Côte-d’Ivoire: SOS pour des élections apaisées entre Diabaté, Drogba et Diallo à la FIF (par Jacques-Bernard Anouma)

Jacques-Bernard Anouma, ancien président de la FIF (2002 – 2011), est inquiet de la tournure que prennent les événements.

Après deux mandats (2011 – 2020), Augustin Sidy Diallo a décidé de passer le témoin. Et il a multiplié les missions de bons offices pour semer les graines de la fraternité.

Le mercredi 4 mars 2020, le président sortant a fait la paix avec Anouma, son prédécesseur, pour effacer de vieux contentieux.

Sidy Diallo a également présenté toutes ses excuses aux clubs et à leurs présidents dont certains, dans le GX, étaient entrés en dissidence.

Et le jeudi 27 février 2020, il a rencontré Didier-Yves Drogba.

Malheureusement, il n’a pas réussi à désamorcer la bombe et sa succession s’annonce très houleuse.

Trois candidats se disputent le fauteuil pour être le 13è président de la FIF: Sory Diabaté, président de la Ligue professionnelle de football et n°2 du bureau sortant, Idriss Diallo, ancien vice-président de la FIF, et Didier Drogba, ancien capitaine des Éléphants footballeurs.
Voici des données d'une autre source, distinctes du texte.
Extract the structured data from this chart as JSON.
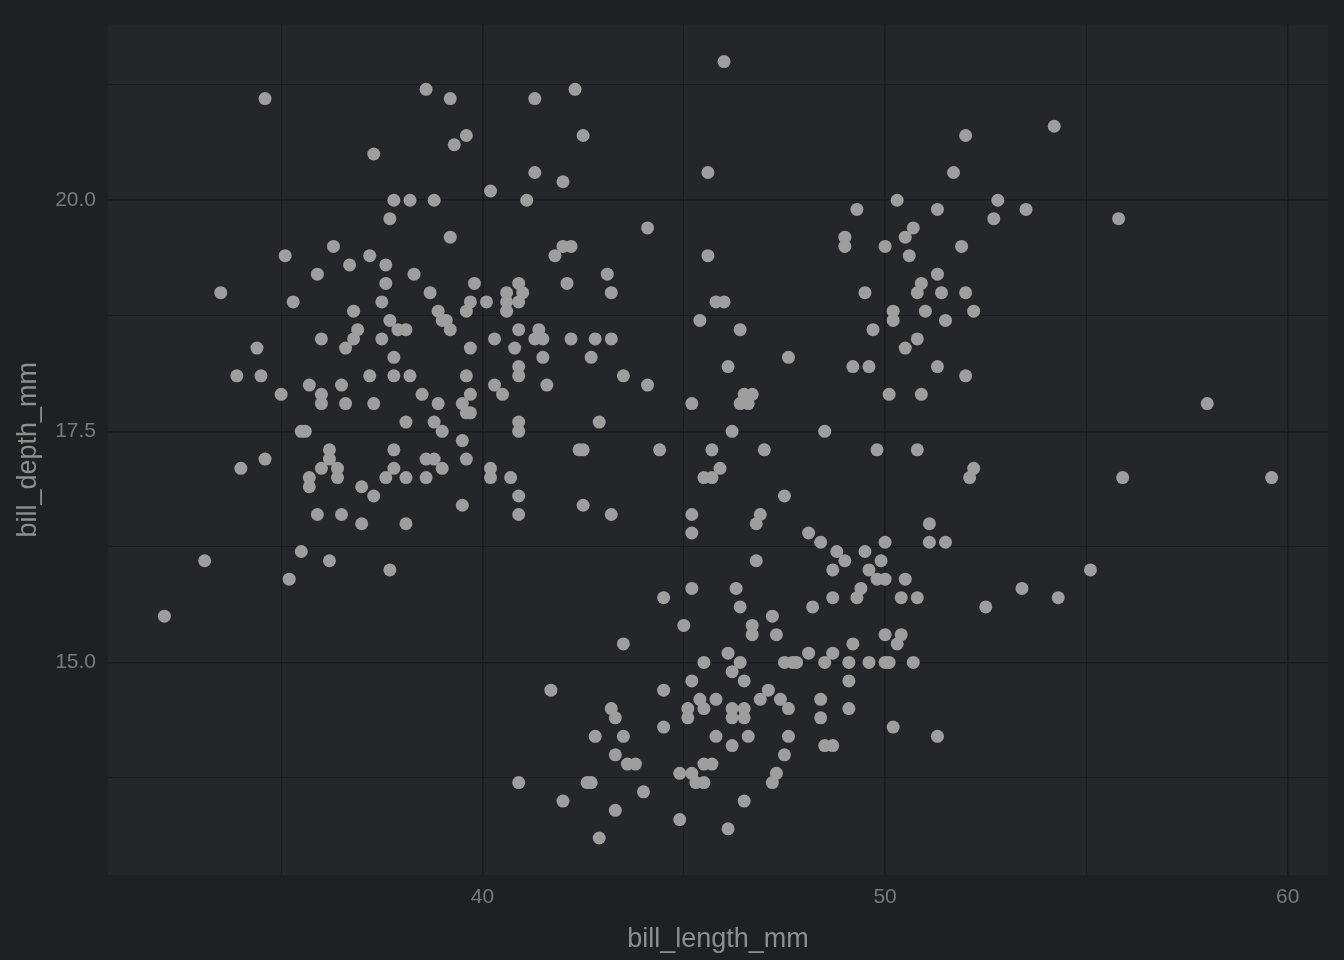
{
  "chart_data": {
    "type": "scatter",
    "xlabel": "bill_length_mm",
    "ylabel": "bill_depth_mm",
    "xlim": [
      30.7,
      61.0
    ],
    "ylim": [
      12.7,
      21.9
    ],
    "xticks": [
      {
        "value": 35,
        "label": null
      },
      40,
      {
        "value": 45,
        "label": null
      },
      50,
      {
        "value": 55,
        "label": null
      },
      60
    ],
    "yticks": [
      {
        "value": 13.75,
        "label": null
      },
      {
        "value": 15,
        "label": "15.0"
      },
      {
        "value": 16.25,
        "label": null
      },
      {
        "value": 17.5,
        "label": "17.5"
      },
      {
        "value": 18.75,
        "label": null
      },
      {
        "value": 20,
        "label": "20.0"
      },
      {
        "value": 21.25,
        "label": null
      }
    ],
    "grid": true,
    "marker": "circle",
    "series": [
      {
        "color": "#9e9e9e",
        "x": [
          46.0,
          38.6,
          42.3,
          34.6,
          39.2,
          41.3,
          54.2,
          39.6,
          42.5,
          52.0,
          39.3,
          37.3,
          41.3,
          45.6,
          51.7,
          42.0,
          40.2,
          37.8,
          38.2,
          38.8,
          41.1,
          50.3,
          52.8,
          49.3,
          51.3,
          53.5,
          55.8,
          37.7,
          52.7,
          50.7,
          44.1,
          39.2,
          49.0,
          50.5,
          36.3,
          49.0,
          50.0,
          51.9,
          42.0,
          42.2,
          35.1,
          37.2,
          41.8,
          45.6,
          50.6,
          37.6,
          36.7,
          35.9,
          38.3,
          43.1,
          51.3,
          37.6,
          39.8,
          40.9,
          42.1,
          50.9,
          49.5,
          33.5,
          38.7,
          40.6,
          41.0,
          43.2,
          50.8,
          51.4,
          52.0,
          35.3,
          37.5,
          39.7,
          40.1,
          40.6,
          40.9,
          45.8,
          46.0,
          36.8,
          38.9,
          39.6,
          40.6,
          50.2,
          51.0,
          52.2,
          37.7,
          39.0,
          39.1,
          45.4,
          50.2,
          51.5,
          36.9,
          37.9,
          38.1,
          39.2,
          40.9,
          41.4,
          46.4,
          49.7,
          36.0,
          36.8,
          37.5,
          40.3,
          41.3,
          41.5,
          42.2,
          42.8,
          43.2,
          50.8,
          34.4,
          36.6,
          39.7,
          40.8,
          50.5,
          37.8,
          41.5,
          42.7,
          47.6,
          40.9,
          46.1,
          49.2,
          49.6,
          51.3,
          33.9,
          34.5,
          37.2,
          37.8,
          38.2,
          39.6,
          40.9,
          43.5,
          52.0,
          35.7,
          36.5,
          40.3,
          41.6,
          44.1,
          35.0,
          36.0,
          38.5,
          39.7,
          40.5,
          46.5,
          46.7,
          50.1,
          50.9,
          36.0,
          36.6,
          37.3,
          38.9,
          39.5,
          45.2,
          46.4,
          46.6,
          58.0,
          39.6,
          39.7,
          38.1,
          38.8,
          40.9,
          42.9,
          35.5,
          35.6,
          39.0,
          40.9,
          46.2,
          48.5,
          39.5,
          36.2,
          37.8,
          42.4,
          42.5,
          44.4,
          45.7,
          47.0,
          49.8,
          50.8,
          34.6,
          36.2,
          38.6,
          38.8,
          39.6,
          34.0,
          36.0,
          36.4,
          37.8,
          39.0,
          40.2,
          45.9,
          52.2,
          35.7,
          36.4,
          37.6,
          38.1,
          38.6,
          40.2,
          40.7,
          45.5,
          45.7,
          52.1,
          55.9,
          59.6,
          35.7,
          37.0,
          37.3,
          40.9,
          47.5,
          39.5,
          42.5,
          35.9,
          36.5,
          40.9,
          43.2,
          45.2,
          46.9,
          37.0,
          38.1,
          46.8,
          51.1,
          45.2,
          48.1,
          48.4,
          50.0,
          51.1,
          51.5,
          35.5,
          48.8,
          49.5,
          33.1,
          36.2,
          46.8,
          49.0,
          49.9,
          37.7,
          48.7,
          49.6,
          55.1,
          35.2,
          49.8,
          50.0,
          50.5,
          45.2,
          46.3,
          49.4,
          53.4,
          44.5,
          48.7,
          49.3,
          50.4,
          50.8,
          54.3,
          46.4,
          48.2,
          52.5,
          32.1,
          47.2,
          45.0,
          46.7,
          46.7,
          47.3,
          50.0,
          50.4,
          43.5,
          49.2,
          50.3,
          46.1,
          48.1,
          48.7,
          45.5,
          46.4,
          47.5,
          47.7,
          47.8,
          48.5,
          49.1,
          49.6,
          50.0,
          50.1,
          50.7,
          46.2,
          45.2,
          46.5,
          49.1,
          41.7,
          44.5,
          47.1,
          45.4,
          45.8,
          46.9,
          47.4,
          48.4,
          43.2,
          45.1,
          45.5,
          46.2,
          46.5,
          47.6,
          49.1,
          43.3,
          45.1,
          46.2,
          46.5,
          48.4,
          44.5,
          50.2,
          42.8,
          43.5,
          45.8,
          46.6,
          47.6,
          51.3,
          46.2,
          48.5,
          48.7,
          43.3,
          47.5,
          43.6,
          43.8,
          45.5,
          45.7,
          44.9,
          45.2,
          47.3,
          40.9,
          42.6,
          42.7,
          45.3,
          45.5,
          47.2,
          44.0,
          42.0,
          46.5,
          43.3,
          44.9,
          46.1,
          42.9
        ],
        "values": [
          21.5,
          21.2,
          21.2,
          21.1,
          21.1,
          21.1,
          20.8,
          20.7,
          20.7,
          20.7,
          20.6,
          20.5,
          20.3,
          20.3,
          20.3,
          20.2,
          20.1,
          20.0,
          20.0,
          20.0,
          20.0,
          20.0,
          20.0,
          19.9,
          19.9,
          19.9,
          19.8,
          19.8,
          19.8,
          19.7,
          19.7,
          19.6,
          19.6,
          19.6,
          19.5,
          19.5,
          19.5,
          19.5,
          19.5,
          19.5,
          19.4,
          19.4,
          19.4,
          19.4,
          19.4,
          19.3,
          19.3,
          19.2,
          19.2,
          19.2,
          19.2,
          19.1,
          19.1,
          19.1,
          19.1,
          19.1,
          19.0,
          19.0,
          19.0,
          19.0,
          19.0,
          19.0,
          19.0,
          19.0,
          19.0,
          18.9,
          18.9,
          18.9,
          18.9,
          18.9,
          18.9,
          18.9,
          18.9,
          18.8,
          18.8,
          18.8,
          18.8,
          18.8,
          18.8,
          18.8,
          18.7,
          18.7,
          18.7,
          18.7,
          18.7,
          18.7,
          18.6,
          18.6,
          18.6,
          18.6,
          18.6,
          18.6,
          18.6,
          18.6,
          18.5,
          18.5,
          18.5,
          18.5,
          18.5,
          18.5,
          18.5,
          18.5,
          18.5,
          18.5,
          18.4,
          18.4,
          18.4,
          18.4,
          18.4,
          18.3,
          18.3,
          18.3,
          18.3,
          18.2,
          18.2,
          18.2,
          18.2,
          18.2,
          18.1,
          18.1,
          18.1,
          18.1,
          18.1,
          18.1,
          18.1,
          18.1,
          18.1,
          18.0,
          18.0,
          18.0,
          18.0,
          18.0,
          17.9,
          17.9,
          17.9,
          17.9,
          17.9,
          17.9,
          17.9,
          17.9,
          17.9,
          17.8,
          17.8,
          17.8,
          17.8,
          17.8,
          17.8,
          17.8,
          17.8,
          17.8,
          17.7,
          17.7,
          17.6,
          17.6,
          17.6,
          17.6,
          17.5,
          17.5,
          17.5,
          17.5,
          17.5,
          17.5,
          17.4,
          17.3,
          17.3,
          17.3,
          17.3,
          17.3,
          17.3,
          17.3,
          17.3,
          17.3,
          17.2,
          17.2,
          17.2,
          17.2,
          17.2,
          17.1,
          17.1,
          17.1,
          17.1,
          17.1,
          17.1,
          17.1,
          17.1,
          17.0,
          17.0,
          17.0,
          17.0,
          17.0,
          17.0,
          17.0,
          17.0,
          17.0,
          17.0,
          17.0,
          17.0,
          16.9,
          16.9,
          16.8,
          16.8,
          16.8,
          16.7,
          16.7,
          16.6,
          16.6,
          16.6,
          16.6,
          16.6,
          16.6,
          16.5,
          16.5,
          16.5,
          16.5,
          16.4,
          16.4,
          16.3,
          16.3,
          16.3,
          16.3,
          16.2,
          16.2,
          16.2,
          16.1,
          16.1,
          16.1,
          16.1,
          16.1,
          16.0,
          16.0,
          16.0,
          16.0,
          15.9,
          15.9,
          15.9,
          15.9,
          15.8,
          15.8,
          15.8,
          15.8,
          15.7,
          15.7,
          15.7,
          15.7,
          15.7,
          15.7,
          15.6,
          15.6,
          15.6,
          15.5,
          15.5,
          15.4,
          15.4,
          15.3,
          15.3,
          15.3,
          15.3,
          15.2,
          15.2,
          15.2,
          15.1,
          15.1,
          15.1,
          15.0,
          15.0,
          15.0,
          15.0,
          15.0,
          15.0,
          15.0,
          15.0,
          15.0,
          15.0,
          15.0,
          14.9,
          14.8,
          14.8,
          14.8,
          14.7,
          14.7,
          14.7,
          14.6,
          14.6,
          14.6,
          14.6,
          14.6,
          14.5,
          14.5,
          14.5,
          14.5,
          14.5,
          14.5,
          14.5,
          14.4,
          14.4,
          14.4,
          14.4,
          14.4,
          14.3,
          14.3,
          14.2,
          14.2,
          14.2,
          14.2,
          14.2,
          14.2,
          14.1,
          14.1,
          14.1,
          14.0,
          14.0,
          13.9,
          13.9,
          13.9,
          13.9,
          13.8,
          13.8,
          13.8,
          13.7,
          13.7,
          13.7,
          13.7,
          13.7,
          13.7,
          13.6,
          13.5,
          13.5,
          13.4,
          13.3,
          13.2,
          13.1
        ]
      }
    ]
  }
}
Et si le football a été qualifié d’opium du peuple, il est devenu, pour ce scrutin, le virus des échanges au vitriol et des invectives.

L’enjeu de cette élection a tué le jeu des débats civilisés. Des ex-footballeurs aux citoyens lambda, c’est la guerre de tranchée dans une polémique plus que vive qui fait bon ménage avec une regrettable intolérance.

Jacques-Bernard Anouma, président d’honneur de la FIF, a donc choisi de sortir de sa réserve pour jouer les pompiers. Dans une contribution en date du 1er mai 2020 dont nous avons reçu copie, il milite pour des “élections apaisées”.

Aussi, dénonce-t-il “la violence inouïe et inutile” qui émaille la pré-campagne, créant “une atmosphère délétère et indigne de l’esprit de fair-play, socle universel du sport en général et du football en particulier”.

“Les candidats ont tous pour souci majeur le repositionnement de notre pays dans la grande famille de l’élite du football”, précise-t-il à l’intention de tous afin de “dépassionner le débat” pour un scrutin “sans animosité”.

Pour Anouma, seul “l’esprit d’unité et de fraternité” peut permettre à notre pays de relever d’autres défis. Car, “c’est ensemble, dans la solidarité et la fraternité que nous réussirons ce pari” “de remettre sur les rails notre passion commune”.

L’élection, prévue le 16 mai 2020, a été bousculée par le covid-19. Elle a été reportée sine die et l’occasion sera donnée de se rendre compte si cet appel à la sagesse a été entendu ou est tombé dans les oreilles de sourds.